2 Directive (UE) 2018/957 du Parlement européen et du Conseil du 28 juin 2018 modifiant la directive 96/71/CE concernant le détachement de travailleurs effectué dans le cadre d’une prestation de services.

3 Directive 96/71/CE du Parlement européen et du Conseil du 16 décembre 1996 concernant le détachement de travailleurs effectué dans le cadre d'une prestation de services.

4 Directive 2014/67/UE du Parlement Européen et du Conseil du 15 mai 2014 relative à l'exécution de la directive 96/71/CE concernant le détachement de travailleurs effectué dans le cadre d'une prestation de services et modifiant le règlement (UE) n °1024/2012 concernant la coopération administrative par l'intermédiaire du système d'information du marché intérieur ( «règlement IMI» ).

5 Les dispositions d’ordre public applicables à tout salarié exerçant une activité sur le territoire Luxembourgeois sont listées à l’article L.010-1 du Code du travail tel que modifié par la Loi, et concernent entre autres : la rémunération, la durée du travail, le congé payé, les jours fériés légaux, etc.

6 L’article L.141-1 (1) du Code du travail tel que modifié par la Loi exclut expressément de l’ordre public social applicable aux salariés détachés sur le territoire Luxembourgeois les points 1, 8 et 11 de l’art.
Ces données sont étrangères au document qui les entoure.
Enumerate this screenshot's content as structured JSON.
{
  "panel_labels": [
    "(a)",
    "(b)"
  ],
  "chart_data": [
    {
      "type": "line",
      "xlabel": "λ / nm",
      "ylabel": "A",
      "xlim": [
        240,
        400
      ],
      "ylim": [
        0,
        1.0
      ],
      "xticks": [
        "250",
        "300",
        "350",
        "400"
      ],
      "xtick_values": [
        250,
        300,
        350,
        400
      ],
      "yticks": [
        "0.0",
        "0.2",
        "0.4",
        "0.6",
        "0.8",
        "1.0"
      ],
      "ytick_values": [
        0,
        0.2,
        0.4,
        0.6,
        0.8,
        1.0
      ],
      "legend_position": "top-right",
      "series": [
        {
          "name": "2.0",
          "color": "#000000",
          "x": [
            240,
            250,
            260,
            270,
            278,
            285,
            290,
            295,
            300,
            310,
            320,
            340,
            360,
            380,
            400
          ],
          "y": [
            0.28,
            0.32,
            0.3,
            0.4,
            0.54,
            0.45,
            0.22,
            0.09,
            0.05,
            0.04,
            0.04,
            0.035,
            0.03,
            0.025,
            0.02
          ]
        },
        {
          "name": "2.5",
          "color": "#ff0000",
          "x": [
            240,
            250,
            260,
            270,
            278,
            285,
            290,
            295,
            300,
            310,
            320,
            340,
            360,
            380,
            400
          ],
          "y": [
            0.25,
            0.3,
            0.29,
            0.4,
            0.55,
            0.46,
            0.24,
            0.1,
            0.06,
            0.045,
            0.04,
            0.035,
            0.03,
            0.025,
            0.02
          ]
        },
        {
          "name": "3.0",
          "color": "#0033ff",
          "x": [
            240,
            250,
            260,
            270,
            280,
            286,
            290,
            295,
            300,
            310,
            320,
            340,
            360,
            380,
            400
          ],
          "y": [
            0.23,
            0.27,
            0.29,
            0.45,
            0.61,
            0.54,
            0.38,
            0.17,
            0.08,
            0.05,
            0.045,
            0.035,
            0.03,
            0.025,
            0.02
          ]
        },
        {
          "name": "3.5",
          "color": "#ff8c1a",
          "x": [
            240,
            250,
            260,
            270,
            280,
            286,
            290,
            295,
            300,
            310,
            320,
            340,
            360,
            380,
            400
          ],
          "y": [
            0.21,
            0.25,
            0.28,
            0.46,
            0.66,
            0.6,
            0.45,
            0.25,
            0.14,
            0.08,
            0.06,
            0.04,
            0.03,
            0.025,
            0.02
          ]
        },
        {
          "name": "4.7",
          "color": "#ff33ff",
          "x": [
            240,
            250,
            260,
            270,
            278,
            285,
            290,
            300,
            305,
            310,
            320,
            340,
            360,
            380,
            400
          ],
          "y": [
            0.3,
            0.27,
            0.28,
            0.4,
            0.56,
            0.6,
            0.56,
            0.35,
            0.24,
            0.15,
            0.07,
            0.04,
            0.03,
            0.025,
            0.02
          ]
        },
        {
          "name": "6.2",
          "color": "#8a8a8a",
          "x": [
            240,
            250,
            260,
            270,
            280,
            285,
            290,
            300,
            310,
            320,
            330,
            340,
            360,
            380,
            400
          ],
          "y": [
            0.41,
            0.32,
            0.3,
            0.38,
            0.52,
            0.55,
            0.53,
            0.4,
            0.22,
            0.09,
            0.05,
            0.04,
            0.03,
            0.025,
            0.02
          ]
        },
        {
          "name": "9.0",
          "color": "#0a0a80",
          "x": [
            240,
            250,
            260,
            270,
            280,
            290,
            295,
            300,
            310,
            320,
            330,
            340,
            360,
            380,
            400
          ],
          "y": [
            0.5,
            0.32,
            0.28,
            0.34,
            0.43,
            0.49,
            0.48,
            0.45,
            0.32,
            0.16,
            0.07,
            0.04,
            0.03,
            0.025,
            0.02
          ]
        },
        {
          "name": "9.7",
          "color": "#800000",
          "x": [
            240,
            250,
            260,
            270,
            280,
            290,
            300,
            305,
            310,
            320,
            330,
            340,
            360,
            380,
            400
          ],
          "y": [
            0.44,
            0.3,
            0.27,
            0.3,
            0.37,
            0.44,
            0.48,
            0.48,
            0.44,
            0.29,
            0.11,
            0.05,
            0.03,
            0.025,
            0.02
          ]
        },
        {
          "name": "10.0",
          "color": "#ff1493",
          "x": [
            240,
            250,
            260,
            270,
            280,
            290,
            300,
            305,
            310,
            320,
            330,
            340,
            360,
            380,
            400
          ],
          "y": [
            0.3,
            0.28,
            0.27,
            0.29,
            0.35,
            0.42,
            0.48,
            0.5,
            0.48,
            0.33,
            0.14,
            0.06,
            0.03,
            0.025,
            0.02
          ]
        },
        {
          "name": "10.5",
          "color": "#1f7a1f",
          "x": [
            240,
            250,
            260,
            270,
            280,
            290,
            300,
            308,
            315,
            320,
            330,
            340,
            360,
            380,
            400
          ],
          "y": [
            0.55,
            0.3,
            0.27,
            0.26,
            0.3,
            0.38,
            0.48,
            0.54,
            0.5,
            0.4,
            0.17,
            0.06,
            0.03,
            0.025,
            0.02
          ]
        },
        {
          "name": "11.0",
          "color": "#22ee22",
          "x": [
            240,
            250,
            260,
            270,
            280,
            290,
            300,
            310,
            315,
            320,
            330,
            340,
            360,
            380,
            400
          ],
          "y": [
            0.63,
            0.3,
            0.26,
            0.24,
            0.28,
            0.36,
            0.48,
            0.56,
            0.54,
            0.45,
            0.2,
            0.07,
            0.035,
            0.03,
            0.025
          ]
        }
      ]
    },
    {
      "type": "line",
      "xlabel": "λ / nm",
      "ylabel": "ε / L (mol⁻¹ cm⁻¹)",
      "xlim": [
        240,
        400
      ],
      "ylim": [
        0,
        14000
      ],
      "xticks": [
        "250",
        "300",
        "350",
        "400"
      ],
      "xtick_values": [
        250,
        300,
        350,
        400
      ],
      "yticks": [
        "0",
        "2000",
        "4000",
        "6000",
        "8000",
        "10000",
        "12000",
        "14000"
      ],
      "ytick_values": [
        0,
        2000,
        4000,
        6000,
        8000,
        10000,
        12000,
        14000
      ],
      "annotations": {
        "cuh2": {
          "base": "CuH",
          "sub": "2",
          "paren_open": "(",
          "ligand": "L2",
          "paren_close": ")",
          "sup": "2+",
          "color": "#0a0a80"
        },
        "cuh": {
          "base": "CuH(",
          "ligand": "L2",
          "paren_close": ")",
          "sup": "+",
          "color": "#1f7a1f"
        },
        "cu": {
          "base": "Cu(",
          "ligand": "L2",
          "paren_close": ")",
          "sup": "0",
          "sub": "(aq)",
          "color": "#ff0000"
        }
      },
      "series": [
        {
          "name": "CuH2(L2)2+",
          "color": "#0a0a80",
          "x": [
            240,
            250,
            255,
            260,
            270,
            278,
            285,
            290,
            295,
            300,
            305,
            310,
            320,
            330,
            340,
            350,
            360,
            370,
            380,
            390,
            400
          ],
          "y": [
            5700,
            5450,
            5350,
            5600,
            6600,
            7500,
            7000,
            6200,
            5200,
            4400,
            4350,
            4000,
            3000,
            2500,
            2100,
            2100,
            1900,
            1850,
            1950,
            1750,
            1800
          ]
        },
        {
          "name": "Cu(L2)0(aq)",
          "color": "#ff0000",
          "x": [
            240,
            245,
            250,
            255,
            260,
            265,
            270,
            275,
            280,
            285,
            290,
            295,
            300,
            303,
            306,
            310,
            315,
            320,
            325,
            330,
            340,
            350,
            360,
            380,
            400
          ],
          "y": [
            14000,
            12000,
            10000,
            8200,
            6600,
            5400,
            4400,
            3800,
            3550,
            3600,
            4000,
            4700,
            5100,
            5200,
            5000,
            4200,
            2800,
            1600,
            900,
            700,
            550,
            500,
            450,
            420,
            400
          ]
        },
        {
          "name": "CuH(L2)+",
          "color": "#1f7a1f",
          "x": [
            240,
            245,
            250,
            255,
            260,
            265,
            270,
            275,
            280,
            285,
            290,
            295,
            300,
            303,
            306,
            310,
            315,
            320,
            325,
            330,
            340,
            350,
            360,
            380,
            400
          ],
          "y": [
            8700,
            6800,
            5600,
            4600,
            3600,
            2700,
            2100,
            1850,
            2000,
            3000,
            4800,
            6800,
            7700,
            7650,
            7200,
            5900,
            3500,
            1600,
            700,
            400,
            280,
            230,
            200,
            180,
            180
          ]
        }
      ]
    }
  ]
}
L. 010-1 du Code du travail, à l’exception du point 11 relatif aux conventions collectives de travail, qui est également applicable aux entreprises de travail intérimaire établies hors du Luxembourg et détachant des salariés sur le territoire national.

7 Cf. article L. 291-2 (4) nouveau et article L. 281-1 (2) et (3) du Code du travail

8 Cf. article L. 143-2 (1) du Code du travail.

9 Cf. article L. 141-3 (2) nouveau du Code du travail.

10 Cf. article L.143-2 (2bis) nouveau du Code du travail.

11 Cf. article L.142-2 (2) du Code du travail tel que modifié par la Loi.

12 Cf. article L. 141-3bis nouveau du Code du travail.

13 Cf. article L. 141-1 (5) du Code du travail tel que modifié par la Loi.

14 Directive (UE) 2020/1057 du Parlement et du Conseil du 15 juillet 2020 établissant des règles spécifiques en ce qui concerne la directive 96/71/CE et la directive 2014/67/UE pour le détachement de conducteurs dans le secteur du transport routier et modifiant la directive 2006/22/CE quant aux exigences en matière de contrôle et le règlement (UE) n° 1024/2012.

15 Cf. notamment notre Newsflash du 24 septembre 2020 « Nouvelle législation sociale européenne relative au transport routier », publié sur Castegnaro.lu.

16 Projet de loi n°7319 portant modification : 1. du Code du travail ; 2. de la loi du 21 décembre 2007 portant réforme de l’Inspection du travail et des mines. Le Projet de loi a été déposé le 26 juin 2018.